Five-year mortality rates decreased 7% for those who were part of the triple-screened group of the study.
Triple screening of older men for abdominal aortic aneurysm (AAA), peripheral arterial disease (PD), and hypertension resulted in a 7% reduction in 5-year mortality, according to results presented at the European Society of Cardiology (ESC) Congress in Barcelona.
The Viborg Vascular (VIVA) trial, led by Jes Lindholt (pictured), DMSci, PhD, of Odense University Hospital in Denmark and Rikke Søgaard, MD, of Aarhus University in Denmark, examined a patient population of 50,156 men aged 65 to 74 that were randomized to either no screening or triple screening groups.
Previous studies have shown that 6% of men older than 65 have AAA, a significantly higher rate than women, leading the study authors to exclude women from the trial.
"We believe that this improvement is primarily explained by the 2.5-times higher incidence of elective aneurysm repairs and the doubled initiation rates of antithrombotic and lipid-lowering therapy in the group invited to screening," Lindholt said in a statement.
Half of the men (n=18748) were randomized to receive triple screening, which was carried out by 2 trained nurses in a 10-minute session. An AAA of 30 mm or more was found in 3.3% of men (n=616), 0.3% having an AAA larger than 5.4 cm (n=61). The men that tested with an AAA larger than 5.5 cm were referred to a CT scan.
PAD (ankle-brachial index of <0.9 or >1.4) was diagnosed in 11% of the men, while moderate to severe hypertension (>160/100 mm Hg) was detected in 10.5%.
The 2506 men that were diagnosed with AAA or PAD were retested and given a cholesterol blood test. The results showed that 37% had total cholesterol of >4 mmol/L, with 46% surveying that they were receiving sufficient medical prevention.
Men who tested with possible hypertension were referred to a general practitioner to confirm the diagnosis and review antihypertension therapy.
After a median 4.4-year follow up, 10.2% (n=2566) of the men had died in the screened group, compared to 10.8% (n=2715) in the non-screened group.
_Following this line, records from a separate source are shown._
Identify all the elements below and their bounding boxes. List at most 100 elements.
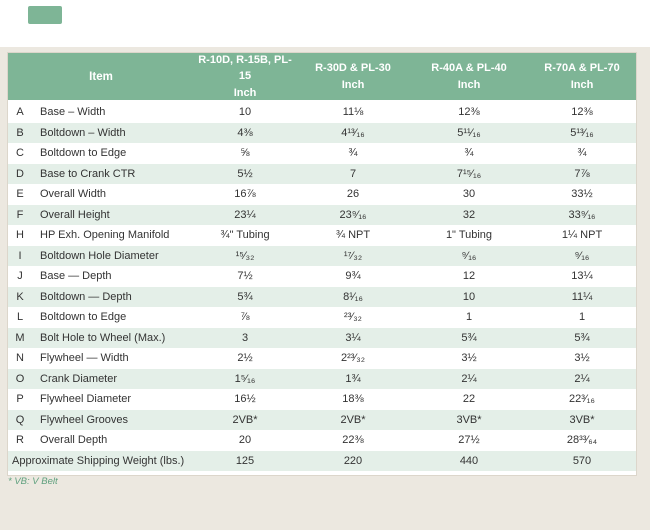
row-value: 3¼ bbox=[345, 331, 361, 344]
column-header: R-10D, R-15B, PL-15 Inch bbox=[194, 53, 296, 100]
column-header: R-70A & PL-70 Inch bbox=[528, 53, 636, 100]
row-value: 5¾ bbox=[237, 290, 253, 303]
row-item-label: Overall Depth bbox=[40, 434, 108, 447]
row-value: 12 bbox=[462, 270, 476, 283]
row-letter: I bbox=[18, 249, 22, 262]
row-value: 8¹⁄₁₆ bbox=[343, 290, 363, 303]
row-item-label: HP Exh. Opening Manifold bbox=[40, 229, 170, 242]
row-item-label: Boltdown – Width bbox=[40, 126, 126, 139]
row-value: 9¾ bbox=[345, 270, 361, 283]
column-unit-label: Inch bbox=[233, 86, 257, 99]
row-item-label: Base — Depth bbox=[40, 270, 112, 283]
row-value: 5¾ bbox=[574, 331, 590, 344]
row-value: 5¾ bbox=[461, 331, 477, 344]
row-item-label: Crank Diameter bbox=[40, 372, 118, 385]
table-row: O Crank Diameter 1⁵⁄₁₆ 1¾ 2¼ 2¼ bbox=[8, 368, 636, 389]
row-letter: L bbox=[16, 311, 24, 324]
row-value: 1 bbox=[578, 311, 586, 324]
row-letter: O bbox=[15, 372, 25, 385]
row-value: 7⅞ bbox=[574, 167, 590, 180]
row-value: ¾ NPT bbox=[335, 229, 371, 242]
row-value: 5¹³⁄₁₆ bbox=[570, 126, 594, 139]
row-value: 23¼ bbox=[234, 208, 256, 221]
row-value: 5½ bbox=[237, 167, 253, 180]
row-letter: H bbox=[16, 229, 24, 242]
row-value: ¾ bbox=[348, 147, 358, 160]
row-value: 13¼ bbox=[571, 270, 593, 283]
summary-label: Approximate Shipping Weight (lbs.) bbox=[12, 454, 185, 467]
row-item-label: Flywheel Grooves bbox=[40, 413, 129, 426]
row-item-label: Boltdown to Edge bbox=[40, 147, 127, 160]
column-header: R-40A & PL-40 Inch bbox=[410, 53, 528, 100]
row-item-label: Boltdown — Depth bbox=[40, 290, 132, 303]
table-body: A Base – Width 10 11⅛ 12⅜ 12⅜ B Boltdown – Widt… bbox=[8, 102, 636, 451]
row-letter: R bbox=[16, 434, 24, 447]
row-value: 28³³⁄₆₄ bbox=[566, 434, 598, 447]
row-value: 7¹⁵⁄₁₆ bbox=[456, 167, 482, 180]
row-value: 10 bbox=[238, 106, 252, 119]
row-item-label: Bolt Hole to Wheel (Max.) bbox=[40, 331, 166, 344]
summary-row: Approximate Shipping Weight (lbs.) 125 22… bbox=[8, 450, 636, 471]
row-item-label: Overall Width bbox=[40, 188, 107, 201]
column-model-label: R-30D & PL-30 bbox=[315, 62, 391, 74]
row-letter: N bbox=[16, 352, 24, 365]
row-value: 2½ bbox=[237, 352, 253, 365]
row-item-label: Flywheel — Width bbox=[40, 352, 129, 365]
column-model-label: R-10D, R-15B, PL-15 bbox=[198, 53, 292, 83]
row-value: 23⁹⁄₁₆ bbox=[339, 208, 367, 221]
row-value: 22³⁄₁₆ bbox=[569, 393, 595, 406]
row-value: 16½ bbox=[234, 393, 256, 406]
row-value: 12⅜ bbox=[571, 106, 593, 119]
table-row: N Flywheel — Width 2½ 2²³⁄₃₂ 3½ 3½ bbox=[8, 348, 636, 369]
column-unit-label: Inch bbox=[341, 78, 365, 91]
row-value: ⅝ bbox=[240, 147, 250, 160]
row-value: 2¼ bbox=[574, 372, 590, 385]
item-column-header: Item bbox=[89, 70, 113, 83]
row-item-label: Boltdown to Edge bbox=[40, 311, 127, 324]
row-letter: P bbox=[16, 393, 24, 406]
row-letter: A bbox=[16, 106, 24, 119]
table-row: Q Flywheel Grooves 2VB* 2VB* 3VB* 3VB* bbox=[8, 409, 636, 430]
row-value: ¾ bbox=[577, 147, 587, 160]
row-value: 2¼ bbox=[461, 372, 477, 385]
row-value: 4⅜ bbox=[237, 126, 253, 139]
row-value: 2VB* bbox=[232, 413, 258, 426]
row-value: 1¼ NPT bbox=[561, 229, 603, 242]
column-model-label: R-40A & PL-40 bbox=[431, 62, 507, 74]
summary-value: 440 bbox=[459, 454, 479, 467]
row-value: 3VB* bbox=[456, 413, 482, 426]
row-value: 18⅜ bbox=[342, 393, 364, 406]
table-row: I Boltdown Hole Diameter ¹⁵⁄₃₂ ¹⁷⁄₃₂ ⁹⁄₁₆ ⁹⁄₁… bbox=[8, 245, 636, 266]
column-model-label: R-70A & PL-70 bbox=[544, 62, 620, 74]
spec-table: Item R-10D, R-15B, PL-15 Inch R-30D & PL-3… bbox=[8, 53, 636, 475]
row-value: ⁹⁄₁₆ bbox=[461, 249, 477, 262]
row-item-label: Base to Crank CTR bbox=[40, 167, 136, 180]
column-unit-label: Inch bbox=[457, 78, 481, 91]
table-header-row: Item R-10D, R-15B, PL-15 Inch R-30D & PL-3… bbox=[8, 53, 636, 102]
row-value: 22 bbox=[462, 393, 476, 406]
row-value: 10 bbox=[462, 290, 476, 303]
row-value: 3VB* bbox=[569, 413, 595, 426]
row-item-label: Flywheel Diameter bbox=[40, 393, 132, 406]
row-value: 7½ bbox=[237, 270, 253, 283]
row-value: 20 bbox=[238, 434, 252, 447]
table-row: A Base – Width 10 11⅛ 12⅜ 12⅜ bbox=[8, 102, 636, 123]
row-value: 2VB* bbox=[340, 413, 366, 426]
row-item-label: Base – Width bbox=[40, 106, 106, 119]
row-value: 12⅜ bbox=[458, 106, 480, 119]
row-value: 3½ bbox=[461, 352, 477, 365]
row-value: 11¼ bbox=[571, 290, 593, 303]
row-value: ¾" Tubing bbox=[220, 229, 270, 242]
row-value: 22⅜ bbox=[342, 434, 364, 447]
row-value: ⁹⁄₁₆ bbox=[574, 249, 590, 262]
summary-value: 125 bbox=[235, 454, 255, 467]
row-value: ¹⁷⁄₃₂ bbox=[343, 249, 363, 262]
table-row: P Flywheel Diameter 16½ 18⅜ 22 22³⁄₁₆ bbox=[8, 389, 636, 410]
table-row: F Overall Height 23¼ 23⁹⁄₁₆ 32 33⁹⁄₁₆ bbox=[8, 204, 636, 225]
row-item-label: Overall Height bbox=[40, 208, 110, 221]
row-value: 3½ bbox=[574, 352, 590, 365]
row-value: ⅞ bbox=[240, 311, 250, 324]
row-value: 16⅞ bbox=[234, 188, 256, 201]
table-row: E Overall Width 16⅞ 26 30 33½ bbox=[8, 184, 636, 205]
row-value: 30 bbox=[462, 188, 476, 201]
"After 5 years we found that this simple vascular screening effort reduces overall mortality by 7%, with a number needed to invite as low as 169 to prevent one death within 5 years," Lindholt said.
Whether or not to treat AAA or PAD with low-dose aspirin and/or statins has been a topic of contention, according to the authors. However, the clinical implications of the findings are that AAA and PAD patients should receive statins and antiplatelets, Linholt said.
The VIVA trial helped point out an underestimation of PAD by the medical community, something the COMPASS trial, also presented at the ESC Congress was quick to highlight.